As we reported earlier this week, a rare agreement between Vesttoo and the Official Committee of Unsecured Creditors to the bankruptcy case saw both sides objecting to the US Trustees motion.
A hearing was then held on Wednesday, at which the US Trustee got the chance to question Vesttoo’s interim CEO Ami Barlev on numerous items, although it has to be said there were no ground-breaking disclosures that came to light through this examination.
Vesttoo continues to pursue a path to sell off its technology, intellectual property and business model, Barlev said under questioning, a move that the creditor committee now appear to be onside with, at least in terms of giving the insurtech the time needed to see if it can consummate a deal.
There are still open questions, raised in conversation with market sources and also hinted at in court filings, as to who might be the financiers behind such a deal and whether a transaction is actually designed to protect, or boost the value of, their previous investments, more than protecting creditor interests who are out of pocket, but the court will also have the ability to assess any deal and agree with or object to it, once details of it become clear.

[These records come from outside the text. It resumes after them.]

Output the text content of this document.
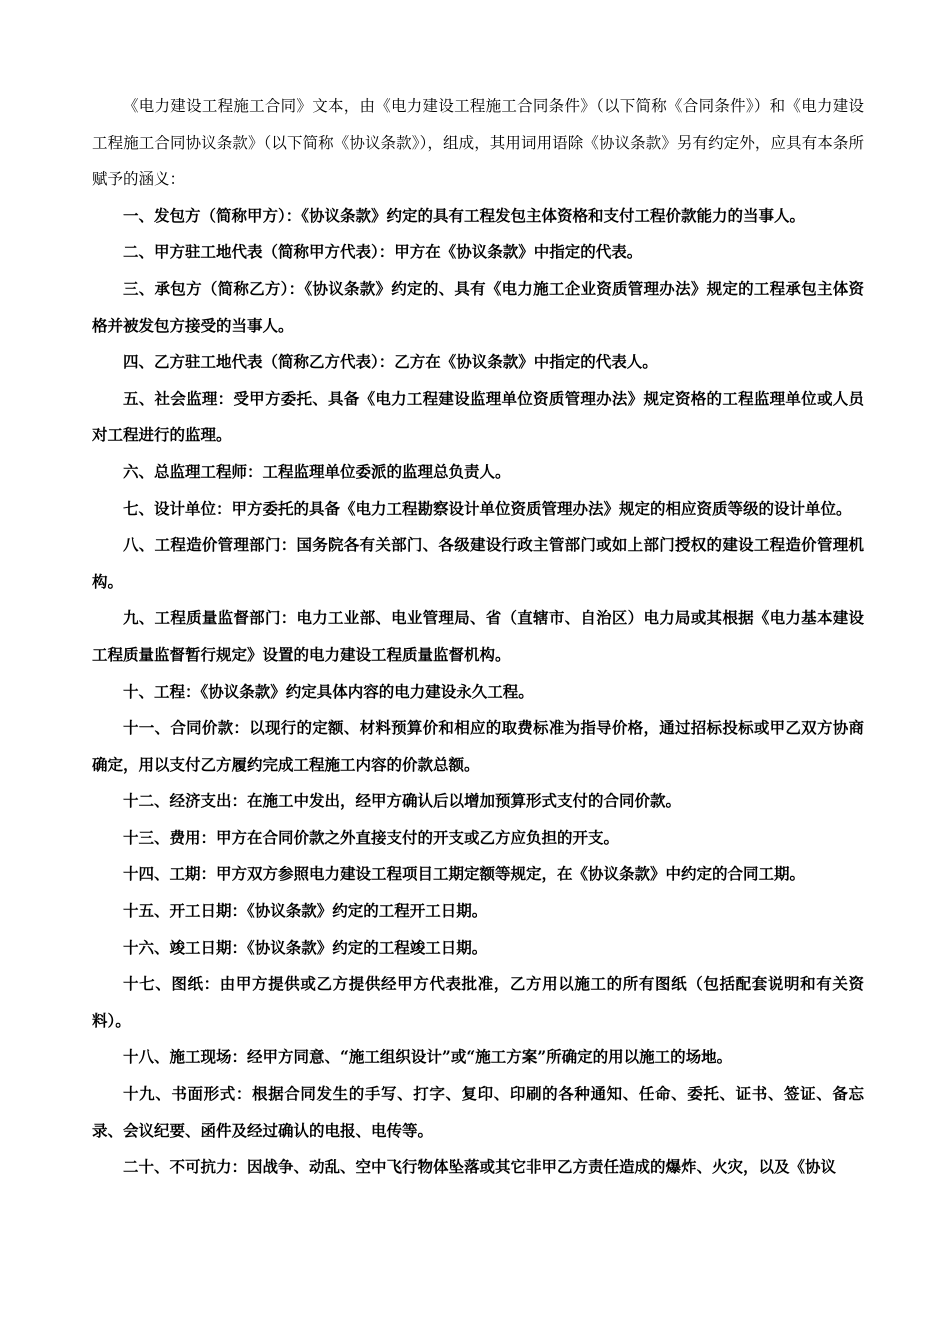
《电力建设工程施工合同》文本，由《电力建设工程施工合同条件》（以下简称《合同条件》）和《电力建设工程施工合同协议条款》（以下简称《协议条款》），组成，其用词用语除《协议条款》另有约定外，应具有本条所赋予的涵义：

一、发包方（简称甲方）：《协议条款》约定的具有工程发包主体资格和支付工程价款能力的当事人。

二、甲方驻工地代表（简称甲方代表）：甲方在《协议条款》中指定的代表。

三、承包方（简称乙方）：《协议条款》约定的、具有《电力施工企业资质管理办法》规定的工程承包主体资格并被发包方接受的当事人。

四、乙方驻工地代表（简称乙方代表）：乙方在《协议条款》中指定的代表人。

五、社会监理：受甲方委托、具备《电力工程建设监理单位资质管理办法》规定资格的工程监理单位或人员对工程进行的监理。

六、总监理工程师：工程监理单位委派的监理总负责人。

七、设计单位：甲方委托的具备《电力工程勘察设计单位资质管理办法》规定的相应资质等级的设计单位。

八、工程造价管理部门：国务院各有关部门、各级建设行政主管部门或如上部门授权的建设工程造价管理机构。

九、工程质量监督部门：电力工业部、电业管理局、省（直辖市、自治区）电力局或其根据《电力基本建设工程质量监督暂行规定》设置的电力建设工程质量监督机构。

十、工程：《协议条款》约定具体内容的电力建设永久工程。

十一、合同价款：以现行的定额、材料预算价和相应的取费标准为指导价格，通过招标投标或甲乙双方协商确定，用以支付乙方履约完成工程施工内容的价款总额。

十二、经济支出：在施工中发出，经甲方确认后以增加预算形式支付的合同价款。

十三、费用：甲方在合同价款之外直接支付的开支或乙方应负担的开支。

十四、工期：甲方双方参照电力建设工程项目工期定额等规定，在《协议条款》中约定的合同工期。

十五、开工日期：《协议条款》约定的工程开工日期。

十六、竣工日期：《协议条款》约定的工程竣工日期。

十七、图纸：由甲方提供或乙方提供经甲方代表批准，乙方用以施工的所有图纸（包括配套说明和有关资料）。

十八、施工现场：经甲方同意、“施工组织设计”或“施工方案”所确定的用以施工的场地。

十九、书面形式：根据合同发生的手写、打字、复印、印刷的各种通知、任命、委托、证书、签证、备忘录、会议纪要、函件及经过确认的电报、电传等。

二十、不可抗力：因战争、动乱、空中飞行物体坠落或其它非甲乙方责任造成的爆炸、火灾，以及《协议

At the same hearing, both the Vesttoo and creditor sides raised their objections to the US Trustees move to convert to Chapter 7 liquidation, while the individual creditors in the committee were also asked if they had any specific objections to an order denying the Trustees motion, which they did not.
As a result, the court denied the US Trustees motion and an order has now been filed denying it, signed by the judge in the bankruptcy case.
It means the focus can switch to Vesttoo’s attempts to sell certain assets and the details of any transaction that is proposed.
As said, any transaction will still need the approval of the court, as it has to recover value for the creditors and the source of any deal, as well as who is financing it and how connected they are to the history of the insurtech are certain to come under scrutiny.
Staying in Chapter 11 will also provide Vesttoo with the time required to try and finalise the reinsurance transactions that it said some value can now be recovered from, given they were said to have been cash collateralized and not backed by fraudulent letters of credit.
As we said in our last report, these transactions, called “bona fide investment deals” by Vesttoo, are said to have as much as $15 million in funds that could be recovered associated with them, which would be a boost to the building of a bankruptcy estate for the creditors benefit.
Finally, one more signal of the impending death and disappearance of Vesttoo as a brand, if not as a concept (if a sale transaction can be agreed), is the fact that the insurtech’s website has been deactivated in the last few days.